The chestnuts are golden in their paper bag and starchy-sweet on the tongue, warming them inside and out. McGee had anticipated Abby ‘helping’ him spend a lot of money in the famous shops up and down Michigan Avenue (Christmas was as good excuse as any to give his family team something they deserved,) but so far she’d been content with walking down the street, ‘Ooo-ing’ and ‘Ahhhh-ing’ at the window displays.

It was nice. No murders, crime scenes, suspects, or victims; just him, Abby, and a street full of people thinking about gifts and family and perfect white snow.

“Oh. OH! McGee, let’s go in there!” Abby latched on to his coat sleeve and pulled him forward across the street.

“In where?” There was only a park with some bare trees on the other side of the road. The buildings around the park loomed above, making the white… castle… in the center look short and skinny in comparison. Abby slowed down as they entered the park, the enchantment of the place taking a hold of Tim’s mind. The trees were strung with white lights, and the new-fallen snow was unbroken under their feet. They even had the park pretty much to themselves, the hustle and bustle of the cars and pedestrians cut by just the few feet of separation. It was an idyll secreted in a cheerful scene.

“See that tower McGee?”

“Yeah. It’s right there. Not very tall for a tower though.”

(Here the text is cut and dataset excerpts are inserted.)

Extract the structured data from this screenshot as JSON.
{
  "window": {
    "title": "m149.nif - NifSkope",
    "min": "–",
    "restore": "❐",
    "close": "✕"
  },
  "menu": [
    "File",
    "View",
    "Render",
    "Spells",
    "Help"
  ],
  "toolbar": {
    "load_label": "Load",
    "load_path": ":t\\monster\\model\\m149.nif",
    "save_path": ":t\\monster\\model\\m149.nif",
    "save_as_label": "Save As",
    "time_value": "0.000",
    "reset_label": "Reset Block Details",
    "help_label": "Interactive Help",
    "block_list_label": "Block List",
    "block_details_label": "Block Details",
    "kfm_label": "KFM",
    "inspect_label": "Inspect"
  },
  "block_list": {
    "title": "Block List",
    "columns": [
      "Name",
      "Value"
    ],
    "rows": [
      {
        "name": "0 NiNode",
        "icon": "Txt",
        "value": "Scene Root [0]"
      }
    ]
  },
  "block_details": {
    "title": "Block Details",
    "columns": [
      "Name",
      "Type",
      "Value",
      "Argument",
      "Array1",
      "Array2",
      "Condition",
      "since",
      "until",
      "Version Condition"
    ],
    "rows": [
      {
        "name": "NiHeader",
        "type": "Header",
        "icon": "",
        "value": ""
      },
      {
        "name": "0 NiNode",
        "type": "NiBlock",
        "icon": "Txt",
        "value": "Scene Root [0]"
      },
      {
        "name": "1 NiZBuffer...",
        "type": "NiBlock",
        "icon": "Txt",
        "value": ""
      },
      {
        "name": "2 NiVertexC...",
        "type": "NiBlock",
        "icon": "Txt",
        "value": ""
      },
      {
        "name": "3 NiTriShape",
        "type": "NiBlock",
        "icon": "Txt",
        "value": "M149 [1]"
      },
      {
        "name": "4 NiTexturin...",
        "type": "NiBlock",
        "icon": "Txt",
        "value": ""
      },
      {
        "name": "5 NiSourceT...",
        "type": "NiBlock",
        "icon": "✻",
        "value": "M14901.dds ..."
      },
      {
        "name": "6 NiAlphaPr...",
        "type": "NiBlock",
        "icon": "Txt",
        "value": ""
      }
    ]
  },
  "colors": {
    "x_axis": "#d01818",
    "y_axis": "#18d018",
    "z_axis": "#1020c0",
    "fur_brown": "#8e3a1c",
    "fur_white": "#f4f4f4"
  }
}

“Well, it’s pretty old. Back when it was built it was taller than most things around it. It’s the Water Tower. After the fire in 1871 it was the only thing standing for a couple of miles.”

“Oh.” McGee blinked at the tower. “Really?”

“Yup!” Abby looked up at him, snowflakes melting on her eyelashes. “Seeing it there still standing in the wreckage was a symbol of hope, of human persistence and tenacity after the worst nature could throw at us.” Tim’s watching as she turns her face towards the top of the tower. “It’s really… appropriate, you know, for the season. Hope for Christmas and the New Year.”

“Yeah.” McGee can feel a gentle smile on his face, softer than the grin that Abby’s happiness has been reflecting there all afternoon. “It’s definitely a good symbol for us.”

“Oh?” Abby raises an eyebrow at him.

“HUMANS. I meant that you’re right, it’s a good symbol for humanity.” Victim’s families’ flash through his head, spouses, siblings, and parents bearing up under their grief to help NCIS. “No matter how bad it gets, we’re still standing afterwards.”

They sit on a wooden bench for awhile and finish off the nuts as the last of the blue light fades from the sky, basking in their bubble of hope and companionship. The tower’s spotlights and the misty air help highlight it against the high city backdrop.

“Alright! Enough of that.” Abby bounces up out of the bench and pulls him up after. “There’s a Ghirardelli’s over there, I want hot chocolate! It’s so good, they make it from shaved bits of chocolate and milk.”

“Ok, okay!” It really had been a great idea; it was awesome to see Abby excited about life. “Wait up!”